KRIL
- Odessa, Texas; United States;
- Broadcast area: Midland-Odessa
- Frequency: 1410 kHz

Ownership
- Owner: Townsquare Media; (Townsquare Media Odessa-Midland II License, LLC);
- Sister stations: KBAT, KMND, KNFM, KODM, KZBT

History
- First air date: 1946
- Last air date: July 17, 2014
- Former call signs: KRIG (1946–1987)
- Call sign meaning: "Real Country"

Technical information
- Facility ID: 12080
- Class: B
- Power: 900 watts (day); 235 watts (night);

= KRIL =

Radio station in Odessa, Texas (1946–2014)

KRIL (1410 AM) was a radio station that served the Midland–Odessa metropolitan area of Texas with classic country music. In its final days, it was under ownership of Townsquare Media and branded as "Real Country 1410 KRIL".

==History==
KRIG went on the air in 1946 under the auspices of the Oil Center Broadcasting Company. It broadcast with 1,000 watts on 1410 kHz and was often known as K-RIG, reflecting the oil rigs common in the region.
During the 1970s the station had a Top 40 format ranking as one of the top stations in the Odessa/Midland market competing with two other AM Top 40 stations KOZA 1230 AM licensed to Odessa and KCRS 550 AM licensed to neighboring Midland. KRIG "The Rig 14" broadcast Casey Kasem's American Top 40 from 1980-1984. The airstaff of KRIG moved to a new station, KWES-FM 102 after KRIG was sold in early 1984.
When it was sold in 1984 it switched to a classical music format and the call letters were changed to KRIL. In the late 1990s KRIL was sold to Cumulus Media where it simulcast 1510 KMND which was a News Talk station.
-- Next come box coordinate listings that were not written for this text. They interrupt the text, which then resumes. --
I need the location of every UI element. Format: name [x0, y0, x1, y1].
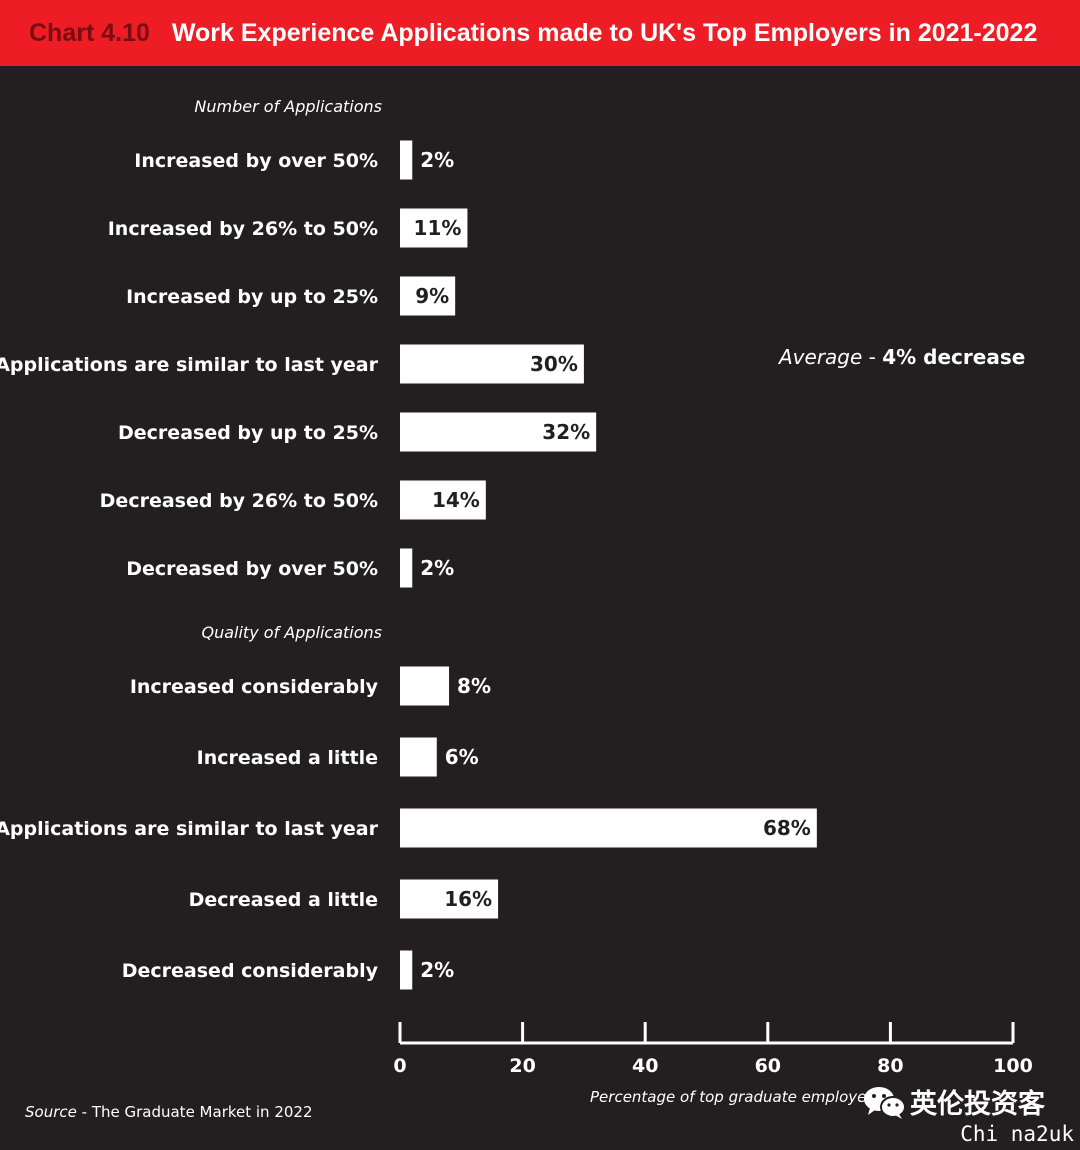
data-label: 8% — [457, 674, 491, 698]
category-label: Decreased considerably — [122, 960, 379, 982]
watermark: 英伦投资客 — [862, 1082, 1045, 1121]
x-tick-label: 20 — [509, 1055, 535, 1077]
data-label: 2% — [420, 556, 454, 580]
data-label: 2% — [420, 958, 454, 982]
x-tick-label: 40 — [632, 1055, 658, 1077]
category-label: Increased by over 50% — [134, 150, 378, 172]
source-note: Source - The Graduate Market in 2022 — [25, 1103, 313, 1121]
category-label: Decreased by 26% to 50% — [100, 490, 378, 512]
bar — [400, 950, 413, 990]
data-label: 14% — [432, 488, 480, 512]
x-tick-label: 100 — [993, 1055, 1033, 1077]
data-label: 9% — [415, 284, 449, 308]
bar — [400, 666, 450, 706]
average-word: Average — [779, 345, 863, 369]
bar — [400, 480, 486, 520]
bar — [400, 808, 817, 848]
x-tick-label: 0 — [393, 1055, 406, 1077]
data-label: 16% — [444, 887, 492, 911]
chart-header: Chart 4.10 Work Experience Applications … — [0, 0, 1080, 66]
category-label: Increased a little — [197, 747, 378, 769]
source-sep: - — [76, 1103, 92, 1121]
average-annotation: Average - 4% decrease — [779, 345, 1025, 369]
chart-title: Work Experience Applications made to UK'… — [171, 18, 1038, 47]
x-tick-label: 60 — [755, 1055, 781, 1077]
watermark-sub: Chi na2uk — [960, 1122, 1074, 1146]
category-label: Applications are similar to last year — [0, 354, 379, 376]
data-label: 6% — [445, 745, 479, 769]
category-label: Applications are similar to last year — [0, 818, 379, 840]
category-label: Increased by 26% to 50% — [108, 218, 378, 240]
category-label: Decreased by up to 25% — [118, 422, 378, 444]
bar — [400, 140, 413, 180]
bar — [400, 879, 499, 919]
source-text: The Graduate Market in 2022 — [91, 1103, 313, 1121]
watermark-text: 英伦投资客 — [910, 1089, 1045, 1120]
source-key: Source — [25, 1103, 77, 1121]
category-label: Decreased a little — [189, 889, 378, 911]
data-label: 30% — [530, 352, 578, 376]
group-title-quality: Quality of Applications — [201, 623, 383, 642]
x-tick-label: 80 — [877, 1055, 903, 1077]
wechat-icon — [864, 1086, 906, 1119]
data-label: 32% — [542, 420, 590, 444]
category-label: Increased by up to 25% — [126, 286, 378, 308]
data-label: 11% — [414, 216, 462, 240]
bar — [400, 208, 468, 248]
bar — [400, 548, 413, 588]
category-label: Decreased by over 50% — [126, 558, 378, 580]
data-label: 2% — [420, 148, 454, 172]
x-axis-title: Percentage of top graduate employers — [590, 1088, 881, 1106]
bar — [400, 344, 584, 384]
data-label: 68% — [763, 816, 811, 840]
average-sep: - — [862, 345, 883, 369]
bar — [400, 737, 437, 777]
group-title-number: Number of Applications — [194, 97, 382, 116]
bar — [400, 276, 456, 316]
category-label: Increased considerably — [130, 676, 379, 698]
bar — [400, 412, 597, 452]
chart-number: Chart 4.10 — [29, 18, 150, 47]
average-value: 4% decrease — [882, 345, 1026, 369]
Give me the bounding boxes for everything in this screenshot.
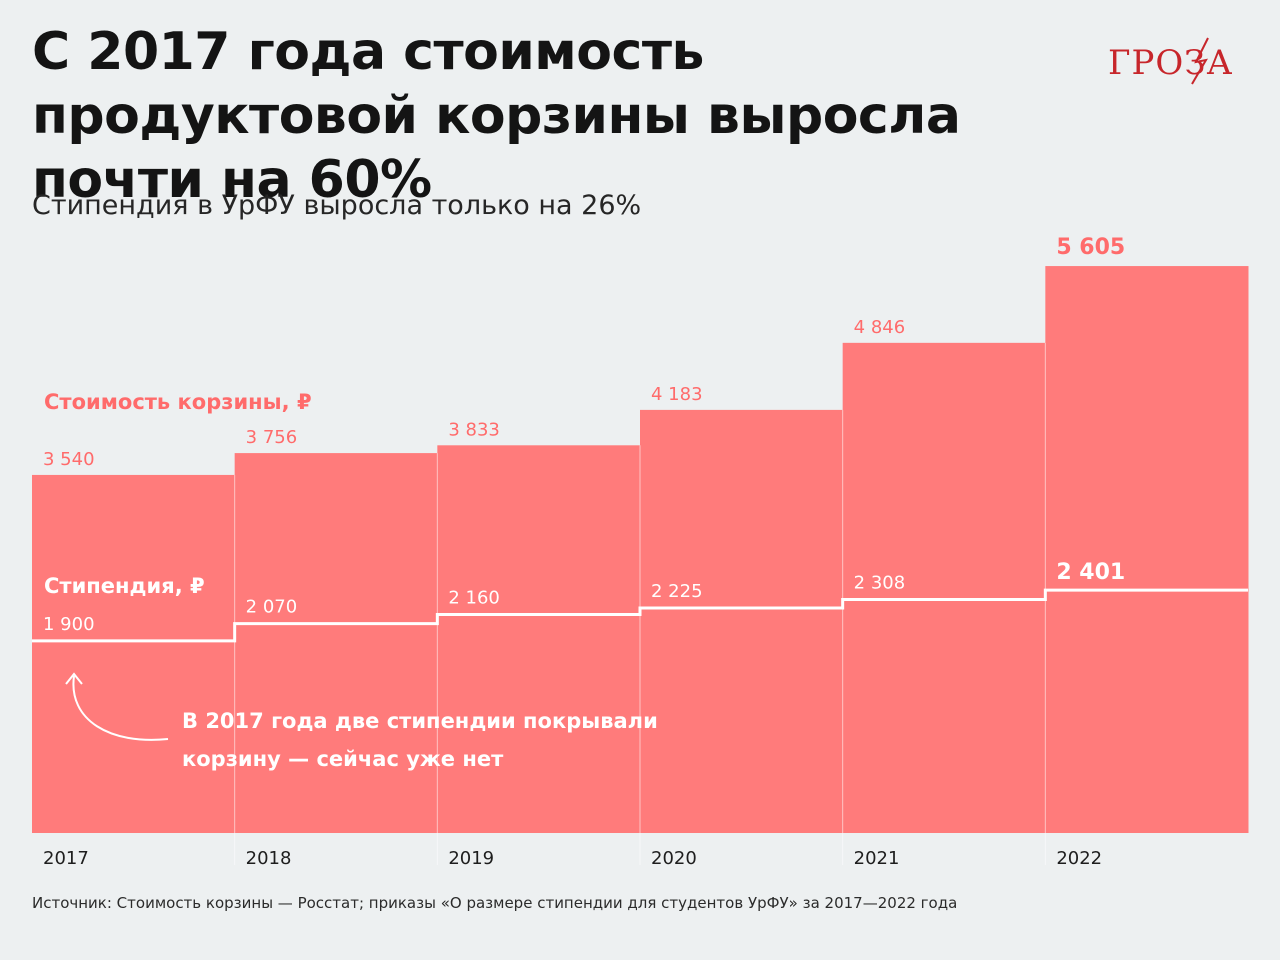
basket-value-label: 3 833 (448, 419, 500, 440)
annotation-arrow-head (65, 672, 83, 685)
basket-bar (1045, 266, 1249, 834)
annotation-text: В 2017 года две стипендии покрывали корзи… (182, 709, 658, 771)
page-title: С 2017 года стоимость продуктовой корзин… (32, 22, 961, 210)
basket-value-label: 3 540 (43, 449, 95, 470)
groza-logo: ГРОЗА (1108, 37, 1233, 85)
basket-value-label: 4 846 (854, 317, 906, 338)
x-tick-label: 2018 (246, 848, 292, 869)
stipend-value-label: 2 070 (246, 597, 298, 618)
basket-bar (842, 342, 1046, 833)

At one point in its history KRIL was an affiliate of the Dallas Cowboys radio network and the Rush Limbaugh Program (before the show moved to KCRS-AM), and in the 2000s, it simulcast ESPN radio along with KMND 1510 AM.

KRIL was taken off the air (silent) on July 16, 2014 and its tower torn down to facilitate the sale of its transmitter site to a third party. The license was returned to the Federal Communications Commission (FCC) on July 17, 2014, and cancelled by the FCC on the same day.